I forgave my father for his sins and lack of accountability sometime after the emotional release I had with him in 2018. I always believed that if he reached out to me again that we could have a civil conversation about life. As a child, I always thought it unjust that I forgave my parents their faults, and they never poured back into me their apologies for not doing the work to be better parents.
I can fully comprehend their inability to cope with their issues, but it never soothed me. As the years have gone by, and I have experienced enough of my own battles, I have developed a deeper understanding of how incredibly challenging life can be for someone struggling within themselves.
I can’t imagine having to guide children through a life you can barely manage mentally and emotionally. It would break you if you did not have an awareness of yourself to seek help where needed.

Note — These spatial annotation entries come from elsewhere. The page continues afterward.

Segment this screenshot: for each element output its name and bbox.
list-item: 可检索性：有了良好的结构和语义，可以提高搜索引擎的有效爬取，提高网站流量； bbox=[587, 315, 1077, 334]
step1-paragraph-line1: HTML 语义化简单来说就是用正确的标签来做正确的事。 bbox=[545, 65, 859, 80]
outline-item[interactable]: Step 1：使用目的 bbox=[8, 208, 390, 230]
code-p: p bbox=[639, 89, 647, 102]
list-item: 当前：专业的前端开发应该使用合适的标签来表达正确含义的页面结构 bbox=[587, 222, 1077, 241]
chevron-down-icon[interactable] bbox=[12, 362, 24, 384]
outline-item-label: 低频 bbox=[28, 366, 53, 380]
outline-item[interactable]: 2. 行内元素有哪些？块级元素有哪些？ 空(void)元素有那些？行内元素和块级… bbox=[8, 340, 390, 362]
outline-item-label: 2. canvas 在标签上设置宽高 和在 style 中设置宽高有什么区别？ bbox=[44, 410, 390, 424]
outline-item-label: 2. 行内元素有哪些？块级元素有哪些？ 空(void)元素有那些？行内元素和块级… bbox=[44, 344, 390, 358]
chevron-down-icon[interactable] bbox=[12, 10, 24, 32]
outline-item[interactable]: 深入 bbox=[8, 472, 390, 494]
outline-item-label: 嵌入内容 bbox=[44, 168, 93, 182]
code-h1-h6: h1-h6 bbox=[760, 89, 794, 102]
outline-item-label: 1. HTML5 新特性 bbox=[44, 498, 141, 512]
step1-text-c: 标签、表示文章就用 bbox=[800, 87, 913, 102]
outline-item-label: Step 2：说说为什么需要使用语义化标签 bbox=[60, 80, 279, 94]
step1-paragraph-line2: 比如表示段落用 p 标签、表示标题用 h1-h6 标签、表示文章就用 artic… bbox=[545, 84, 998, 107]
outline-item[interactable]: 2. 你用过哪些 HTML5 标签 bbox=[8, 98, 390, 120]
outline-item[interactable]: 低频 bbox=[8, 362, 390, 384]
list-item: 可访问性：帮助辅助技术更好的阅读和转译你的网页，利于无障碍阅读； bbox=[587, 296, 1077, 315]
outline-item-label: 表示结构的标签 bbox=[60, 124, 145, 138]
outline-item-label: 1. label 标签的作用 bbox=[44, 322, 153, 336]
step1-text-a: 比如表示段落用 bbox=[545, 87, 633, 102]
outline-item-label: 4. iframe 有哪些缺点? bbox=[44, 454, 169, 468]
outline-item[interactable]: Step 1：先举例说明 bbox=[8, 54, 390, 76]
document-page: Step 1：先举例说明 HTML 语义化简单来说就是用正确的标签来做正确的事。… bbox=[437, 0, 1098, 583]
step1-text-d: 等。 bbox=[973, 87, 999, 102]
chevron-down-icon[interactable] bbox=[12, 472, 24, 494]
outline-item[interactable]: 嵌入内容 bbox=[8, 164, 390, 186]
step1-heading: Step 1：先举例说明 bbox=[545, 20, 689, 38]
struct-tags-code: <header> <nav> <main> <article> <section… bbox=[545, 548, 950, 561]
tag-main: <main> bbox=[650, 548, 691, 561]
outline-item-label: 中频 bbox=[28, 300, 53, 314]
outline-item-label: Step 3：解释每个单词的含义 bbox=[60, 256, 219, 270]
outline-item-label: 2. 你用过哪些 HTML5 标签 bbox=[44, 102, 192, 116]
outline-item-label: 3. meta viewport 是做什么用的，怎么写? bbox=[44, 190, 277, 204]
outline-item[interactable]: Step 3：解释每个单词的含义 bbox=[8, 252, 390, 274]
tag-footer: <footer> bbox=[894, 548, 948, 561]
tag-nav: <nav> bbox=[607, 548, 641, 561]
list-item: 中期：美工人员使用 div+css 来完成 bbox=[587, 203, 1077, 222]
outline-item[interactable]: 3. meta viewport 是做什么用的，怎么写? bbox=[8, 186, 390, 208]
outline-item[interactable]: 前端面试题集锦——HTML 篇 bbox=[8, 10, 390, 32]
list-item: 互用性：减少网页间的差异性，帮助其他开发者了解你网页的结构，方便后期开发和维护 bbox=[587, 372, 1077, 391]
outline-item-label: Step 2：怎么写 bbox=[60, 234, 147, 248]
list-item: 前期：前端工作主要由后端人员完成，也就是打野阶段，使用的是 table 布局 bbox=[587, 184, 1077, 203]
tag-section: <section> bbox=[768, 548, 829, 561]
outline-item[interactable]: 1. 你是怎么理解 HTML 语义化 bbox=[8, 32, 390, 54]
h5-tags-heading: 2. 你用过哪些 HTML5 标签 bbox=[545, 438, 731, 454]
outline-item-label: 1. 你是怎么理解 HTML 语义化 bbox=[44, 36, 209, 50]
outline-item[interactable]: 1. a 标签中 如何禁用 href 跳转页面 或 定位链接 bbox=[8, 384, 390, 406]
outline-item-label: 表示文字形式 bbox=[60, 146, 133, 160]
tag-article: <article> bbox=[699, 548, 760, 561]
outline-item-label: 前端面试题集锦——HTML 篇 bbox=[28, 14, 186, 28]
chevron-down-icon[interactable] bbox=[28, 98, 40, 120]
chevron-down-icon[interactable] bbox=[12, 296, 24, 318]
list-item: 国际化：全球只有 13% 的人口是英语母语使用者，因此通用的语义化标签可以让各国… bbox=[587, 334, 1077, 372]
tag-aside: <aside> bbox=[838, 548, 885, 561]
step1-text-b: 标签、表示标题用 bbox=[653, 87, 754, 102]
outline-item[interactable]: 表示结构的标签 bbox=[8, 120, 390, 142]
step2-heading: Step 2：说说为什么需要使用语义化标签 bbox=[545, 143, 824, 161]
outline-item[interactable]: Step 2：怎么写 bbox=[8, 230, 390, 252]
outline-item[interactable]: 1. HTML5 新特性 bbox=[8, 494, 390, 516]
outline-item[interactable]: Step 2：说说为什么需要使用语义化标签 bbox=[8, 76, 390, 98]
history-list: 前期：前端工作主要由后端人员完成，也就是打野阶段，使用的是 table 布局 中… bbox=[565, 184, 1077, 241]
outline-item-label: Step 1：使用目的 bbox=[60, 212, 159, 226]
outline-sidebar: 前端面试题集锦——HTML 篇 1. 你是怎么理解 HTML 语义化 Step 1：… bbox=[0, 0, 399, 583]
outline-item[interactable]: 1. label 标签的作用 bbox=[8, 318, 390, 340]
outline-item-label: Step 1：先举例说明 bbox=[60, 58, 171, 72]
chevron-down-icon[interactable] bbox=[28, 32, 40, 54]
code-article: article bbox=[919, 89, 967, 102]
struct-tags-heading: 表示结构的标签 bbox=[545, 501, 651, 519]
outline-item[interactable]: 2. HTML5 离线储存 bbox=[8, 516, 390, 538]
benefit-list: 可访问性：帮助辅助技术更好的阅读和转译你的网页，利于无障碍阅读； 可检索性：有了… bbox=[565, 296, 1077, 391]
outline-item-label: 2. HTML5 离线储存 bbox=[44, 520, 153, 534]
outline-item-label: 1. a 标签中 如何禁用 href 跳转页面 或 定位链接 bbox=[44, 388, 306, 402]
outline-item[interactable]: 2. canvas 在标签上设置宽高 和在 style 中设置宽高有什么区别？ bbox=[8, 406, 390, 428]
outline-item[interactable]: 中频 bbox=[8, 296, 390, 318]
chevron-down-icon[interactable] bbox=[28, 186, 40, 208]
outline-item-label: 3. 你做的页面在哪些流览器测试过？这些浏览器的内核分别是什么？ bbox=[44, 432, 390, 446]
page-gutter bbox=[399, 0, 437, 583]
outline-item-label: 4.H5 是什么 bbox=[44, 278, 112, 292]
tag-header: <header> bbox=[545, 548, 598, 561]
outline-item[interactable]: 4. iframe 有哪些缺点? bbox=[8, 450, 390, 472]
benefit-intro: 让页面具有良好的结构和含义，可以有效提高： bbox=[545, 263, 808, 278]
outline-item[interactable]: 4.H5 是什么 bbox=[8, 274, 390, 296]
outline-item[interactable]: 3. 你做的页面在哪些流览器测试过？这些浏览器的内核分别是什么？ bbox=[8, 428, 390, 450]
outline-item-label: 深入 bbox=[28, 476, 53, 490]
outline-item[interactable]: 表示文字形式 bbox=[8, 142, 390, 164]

So, how does one grieve the loss of a troubled man known to them as their father by blood but not in any other way? I am not sure how to do this. My heart is broken that he did not seem to have the capacity to be a man, let alone a father.
I mourn the loss, not of someone I knew, but of a stranger whose brokenness consumed them and left its residue for his children to grapple with.
I wish I had known him better. I wish he were not an addict. I wish he had not died with his last memory of me being so angry. But that is not the hand that life has dealt me. I did not know him. He was an addict. He died knowing just how angry I was with the way he chose to live his life.
I do not know if he died alone. I do not know what he was an independent contractor of. I do not know if he died of COVID-19. And I do not know if he died remembering the awful way that I spoke to him or if he knew that I had forgiven him for it all.
How ironically poetic that his obituary made no mention of the children who survived him. But, as I said, I barely knew the man at all.